The GitHub Copilot study found a 55% speed increase. A colleague says this means that AI doubles productivity. Identify two specific problems with that interpretation.
First, the study used an artificial task, which does not represent the full range of software development work. Second, "55% faster on one task" is not the same as "doubles overall productivity". Productivity involves much more than task completion time, and the effect on the full working day is unknown. A third problem, if needed: the study was funded by GitHub, which has a financial interest in Copilot appearing effective.
A researcher says, "We used qualitative methods because quantitative methods can't capture the nuances of developer experience." A second researcher says, "We used quantitative methods because qualitative findings can't be generalized." Which researcher is right?

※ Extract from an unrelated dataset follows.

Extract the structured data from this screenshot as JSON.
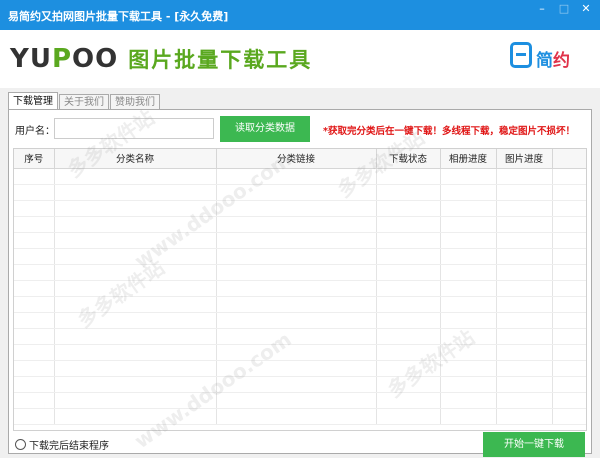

Neither. Qualitative methods are better suited to understanding what is happening and why, while quantitative methods are better suited to measuring how much and whether there is a difference. The choice of method should depend on the research question. Dismissing either approach without considering the question is a sign of methodological tribalism, not sound reasoning.
Exercises
Find the Funding (15 minutes)
Find a recent news article about an AI tool's impact on software development. Locate the original study it references (or the closest study you can find). Identify who funded the study, what the actual sample was, what task was studied, and what the abstract claims versus what the methods section actually supports. Write two or three sentences summarizing the gap between the headline and the evidence.
Qualitative or Quantitative? (10 minutes)
For each of the following research questions, decide whether you would primarily use qualitative or quantitative methods, and give one sentence explaining why:
- Do developers who use pair programming make fewer defects?
- Why do some teams adopt test-driven development while others reject it?
- How do developers decide when to ask an AI assistant for help versus working through a problem themselves?
- Does code review time decrease when teams adopt a particular tool?
Replication Reality Check (20 minutes)
Pick one claim you have heard or read about AI and software development (e.g., "AI tools reduce onboarding time" or "AI-generated code has more security vulnerabilities"). Search for at least two studies that address this claim. Do they agree? If not, what differences in method might explain the disagreement?